The StarBeastStartState looks something like this:

<init birthRate="@birthRate.t:Species" estimate="false" id="SBI" popMean="@popMean" spec="beast.evolution.speciation.StarBeastStartState" speciesTree="@Tree.t:Species">
    <tree idref="Tree.t:29" name="gene"/>
    <tree idref="Tree.t:26" name="gene"/>
    <speciesTreePrior bottomPopSize="@popSize" gammaParameter="@popMean" id="SpeciesTreePopSize.Species" spec="beast.evolution.speciation.SpeciesTreePrior" taxonset="@taxonsuperset" tree="@Tree.t:Species"/>
</init>

For every gene tree there will be a tree entry in the StarBeastStartState.
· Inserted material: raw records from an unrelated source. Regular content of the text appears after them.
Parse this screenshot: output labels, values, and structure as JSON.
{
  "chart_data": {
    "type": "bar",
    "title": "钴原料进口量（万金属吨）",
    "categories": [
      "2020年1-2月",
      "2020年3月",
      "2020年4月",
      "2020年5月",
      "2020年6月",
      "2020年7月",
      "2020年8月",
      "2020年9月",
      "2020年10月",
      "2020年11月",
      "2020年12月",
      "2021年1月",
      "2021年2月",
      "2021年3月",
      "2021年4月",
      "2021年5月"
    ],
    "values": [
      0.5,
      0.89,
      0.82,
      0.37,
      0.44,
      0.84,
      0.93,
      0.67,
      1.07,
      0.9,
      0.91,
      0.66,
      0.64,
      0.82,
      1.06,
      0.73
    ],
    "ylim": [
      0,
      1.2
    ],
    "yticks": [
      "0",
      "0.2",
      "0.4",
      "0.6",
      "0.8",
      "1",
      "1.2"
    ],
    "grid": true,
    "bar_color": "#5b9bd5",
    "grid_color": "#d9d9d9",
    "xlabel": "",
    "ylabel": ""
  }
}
To replace the species tree with a Newick tree, add the following fragment (at the place where the StarBeastStartState was):

<init spec='beast.util.TreeParser' id='NewickTree.t:Species' 
   initial="@Tree.t:Species" taxonset='@taxonsuperset' 
   IsLabelledNewick="true" 
   newick="((your,(tree,goes)),here)"/>

The only thing to set up is the Newick using the newick attribute — all other attributes should be as they are (it is using the species tree, which is identified by the Species partition in every *BEAST analysis generated by BEAUti).
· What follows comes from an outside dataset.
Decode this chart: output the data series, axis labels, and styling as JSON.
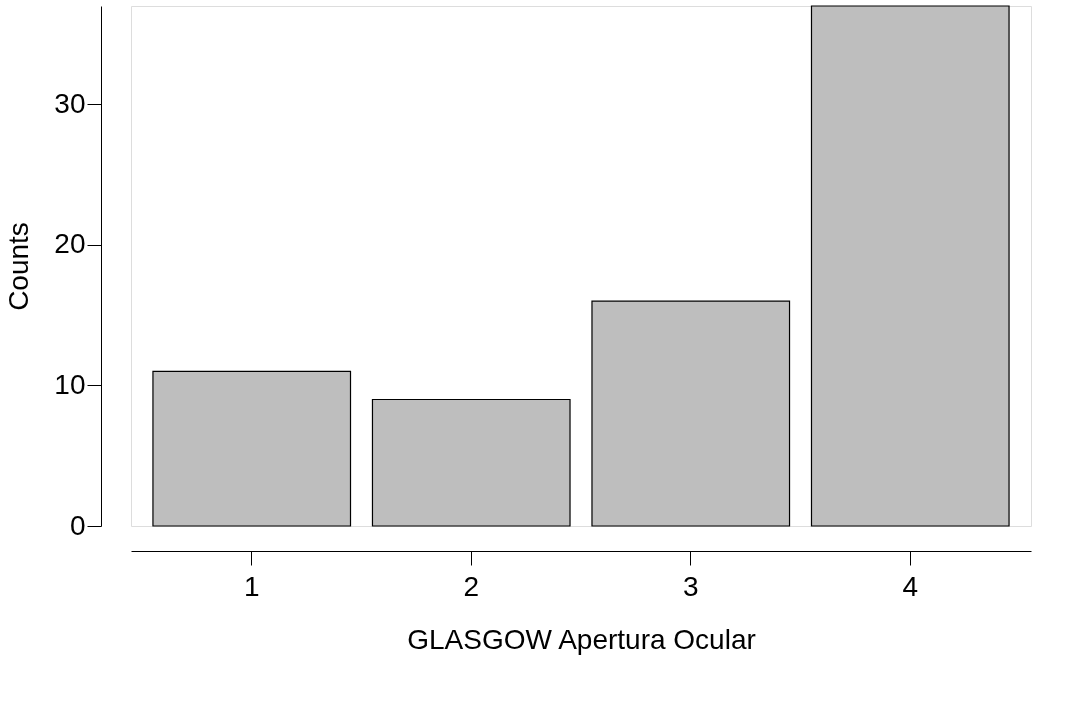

For each of the gene trees, you need to specify a tree as well. You can specify them using a Newick tree as for the Standard analysis (see above). Alternatively, you can use a random tree that is placed ‘above’ the species tree. To do this, you add for the first gene tree (just below the new Species tree start tree):

<init spec='beast.evolution.speciation.RandomGeneTree' 
      id='randomGeneTree1' initial='@Tree.t:26' 
      speciesTree='@Tree.t:Species' taxa='@26'>
  <populationModel id='popmodel' spec='ConstantPopulation' popSize="1.0"/>
</init>

where you replace the initial='@Tree.t:26' and taxa="@26" attributes to match your tree (instead of 26, as in this example). For every subsequent gene tree, you add (below the first gene start tree):

<init spec='beast.evolution.speciation.RandomGeneTree' 
  id='randomGeneTree2' initial='@Tree.t:29' 
  speciesTree='@Tree.t:Species' taxa='@29'   
  populationModel='@popmodel'/>

where you replace the initial='@Tree.t:29' and taxa="@29" attributes to match your tree (instead of 29) and make sure the id is unique.

StarBEAST2 analysis

StarBEAST2 analysis require the StarBEAST2 package. Setting up starting trees is very similar to setting them up for a *BEAST analysis, but these analyses use a custom species tree, and a custom StarBeastInitialiser with id="SBI". To change the starting trees, you should remove the element with id="SBI", and follow instructions for *BEAST starting trees above.